Одна из дверей бильярдной распахнулась. В комнату ворвался стук шаров и рассеянный свет аргандовых ламп; там вокруг бильярда бегали Эдокс и Дюрайль, засунувший свою длинную бороду за жилет. В двери показалась распухшая, багровая физиономия Антонена. Женщины вскрикнули от ужаса.
— Эй ты, Фальстаф, дурень ты этакий, пьяная харя! — закричал Ренье. — Иди-ка сюда и покажись дамам! Пусть они полюбуются, как ты разжирел, как тебе хорошо живется на свете!
Но Антонен до того объелся, что у него началась икота. Пробурчав какое-то извинение, он захлопнул двери.
— В самом конце коридора, налево! — успел пропищать маленький Рассанфосс.
Сидя верхом на подушках и выгнув свою горбатую спину, похожий на цирковую обезьяну, он продолжал:
— Итак, графиня надела на себя кальсоны шевалье.
На этот раз у дверей появился Эдокс.
— Милостивые государыни, экипажи поданы. Ждут только вас.
Ренье ловким прыжком вскочил на ноги.
— Смотрите, как вам посчастливилось. А то кто его знает, какое бы впечатление на вас произвел конец моего рассказа.
— Да такое же, как и все остальное: мы бы просто его не услышали, — ответила г-жа Эдокс, вдова Орлан-дера, дав этим понять, что она не особенно старалась зажимать уши.
Гости повставали с мест. Послышался шелест платьев, который постепенно стих, — все направились к выходу. В вестибюле, куда вела широкая дубовая лестница, слуги помогали мужчинам надевать пальто. Аделаида и г-жа Жан-Оноре спустились проститься с дамами. Но ни той, ни другой девиц Акар там не оказалось.
— Юдифь! Элия! — позвал Акар-старший. Наконец они обе появились на верхней площадке лестницы. Они задержались у Симоны, которая показывала им драгоценности своей матери.
— Ах, папочка, вообрази только: там бриллиантов больше чем на полмиллиона!
Но Акар их не слушал.

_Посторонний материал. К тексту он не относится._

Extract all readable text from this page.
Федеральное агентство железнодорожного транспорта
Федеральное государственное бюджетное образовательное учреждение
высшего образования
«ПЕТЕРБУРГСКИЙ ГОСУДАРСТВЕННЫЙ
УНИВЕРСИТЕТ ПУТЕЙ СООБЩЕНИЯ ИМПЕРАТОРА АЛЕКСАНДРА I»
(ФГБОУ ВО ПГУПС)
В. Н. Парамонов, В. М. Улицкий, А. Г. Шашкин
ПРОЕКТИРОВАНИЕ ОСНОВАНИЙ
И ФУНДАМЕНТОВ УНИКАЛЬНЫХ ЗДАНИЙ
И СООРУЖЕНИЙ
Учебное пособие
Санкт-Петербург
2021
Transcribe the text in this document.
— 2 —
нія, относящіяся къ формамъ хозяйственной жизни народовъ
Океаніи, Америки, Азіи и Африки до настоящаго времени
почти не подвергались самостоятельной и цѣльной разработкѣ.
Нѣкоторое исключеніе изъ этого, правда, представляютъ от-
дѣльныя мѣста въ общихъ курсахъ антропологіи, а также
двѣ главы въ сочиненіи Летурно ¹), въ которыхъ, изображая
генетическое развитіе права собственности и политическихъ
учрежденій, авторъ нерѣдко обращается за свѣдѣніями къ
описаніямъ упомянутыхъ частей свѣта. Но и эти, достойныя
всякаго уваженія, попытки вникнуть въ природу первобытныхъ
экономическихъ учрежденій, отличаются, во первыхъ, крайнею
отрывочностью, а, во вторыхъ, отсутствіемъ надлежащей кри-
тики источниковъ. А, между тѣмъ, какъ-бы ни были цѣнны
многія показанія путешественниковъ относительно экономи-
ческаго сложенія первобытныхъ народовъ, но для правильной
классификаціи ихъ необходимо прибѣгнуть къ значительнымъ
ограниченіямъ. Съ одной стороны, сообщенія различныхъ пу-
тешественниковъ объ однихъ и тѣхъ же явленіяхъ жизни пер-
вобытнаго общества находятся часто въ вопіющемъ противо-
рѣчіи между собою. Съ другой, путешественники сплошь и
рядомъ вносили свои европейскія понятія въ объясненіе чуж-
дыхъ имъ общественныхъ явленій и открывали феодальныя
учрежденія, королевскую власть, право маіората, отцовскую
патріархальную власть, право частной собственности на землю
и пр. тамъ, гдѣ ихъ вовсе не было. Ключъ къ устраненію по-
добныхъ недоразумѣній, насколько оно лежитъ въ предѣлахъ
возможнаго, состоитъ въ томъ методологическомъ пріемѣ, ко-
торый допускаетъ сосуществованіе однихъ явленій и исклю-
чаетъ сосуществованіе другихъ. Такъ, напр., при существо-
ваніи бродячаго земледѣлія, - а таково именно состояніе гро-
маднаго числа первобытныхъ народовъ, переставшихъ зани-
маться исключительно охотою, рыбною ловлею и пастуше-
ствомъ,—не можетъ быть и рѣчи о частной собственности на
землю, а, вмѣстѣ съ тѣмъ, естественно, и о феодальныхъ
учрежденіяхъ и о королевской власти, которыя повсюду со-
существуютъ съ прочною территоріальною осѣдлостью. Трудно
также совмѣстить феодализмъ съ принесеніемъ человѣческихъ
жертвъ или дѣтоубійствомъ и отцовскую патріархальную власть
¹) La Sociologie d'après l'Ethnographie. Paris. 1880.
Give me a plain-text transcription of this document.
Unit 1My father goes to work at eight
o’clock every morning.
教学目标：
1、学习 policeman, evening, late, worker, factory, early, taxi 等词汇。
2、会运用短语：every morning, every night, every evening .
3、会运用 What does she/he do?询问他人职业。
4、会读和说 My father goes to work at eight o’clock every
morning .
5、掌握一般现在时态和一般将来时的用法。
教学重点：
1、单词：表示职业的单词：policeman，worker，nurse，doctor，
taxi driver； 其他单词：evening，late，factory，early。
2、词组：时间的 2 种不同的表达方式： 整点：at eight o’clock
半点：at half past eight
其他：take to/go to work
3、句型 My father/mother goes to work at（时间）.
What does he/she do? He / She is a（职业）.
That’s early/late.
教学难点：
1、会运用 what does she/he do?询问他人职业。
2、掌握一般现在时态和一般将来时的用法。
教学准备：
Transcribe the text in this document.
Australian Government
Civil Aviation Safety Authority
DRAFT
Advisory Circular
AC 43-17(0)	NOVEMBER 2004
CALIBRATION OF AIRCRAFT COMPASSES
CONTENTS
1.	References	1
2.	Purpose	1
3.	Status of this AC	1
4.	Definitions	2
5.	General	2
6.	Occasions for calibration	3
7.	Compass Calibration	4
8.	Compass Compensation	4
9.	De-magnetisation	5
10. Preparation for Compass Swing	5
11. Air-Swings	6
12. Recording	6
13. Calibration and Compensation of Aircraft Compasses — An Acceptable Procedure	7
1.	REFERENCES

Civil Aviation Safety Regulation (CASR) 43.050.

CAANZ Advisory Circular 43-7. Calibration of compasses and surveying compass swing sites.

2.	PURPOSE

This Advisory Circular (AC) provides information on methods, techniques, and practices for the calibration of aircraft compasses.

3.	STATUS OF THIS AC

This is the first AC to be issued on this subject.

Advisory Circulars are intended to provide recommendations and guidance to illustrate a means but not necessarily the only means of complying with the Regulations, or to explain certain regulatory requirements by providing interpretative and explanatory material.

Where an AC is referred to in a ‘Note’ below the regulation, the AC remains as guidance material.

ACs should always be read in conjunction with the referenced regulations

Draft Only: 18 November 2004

Он отозвал Жана-Элуа в угол и, дернув его за отворот фрака, твердо сказал:
— Значит, решено? Мой племянник будет директором?
— Если только Рабаттю согласится…
В эту минуту Эдокс закричал из экипажа!
— Идите же наконец, все уже уехали!
Акары, Шармолен и Дюрайль сели в экипаж. Не уехали только Кадраны. Их уговорили остаться до воскресенья.
Вместе с Жаном-Элуа они взошли на террасу, откуда было видно, как по склонам горы постепенно удалялись экипажи.
«Ну вот и кончилось!» — думал Рассанфосс; слушая, как вдали замирает стук колес, он испытывал чувство облегчения. Ему казалось, что вместе с этим стуком весь несчастный день уходит от него все дальше и дальше.
Но, возвращаясь, он столкнулся в вестибюле со своей матерью. Она была закутана в шаль, в руках у нее был саквояж.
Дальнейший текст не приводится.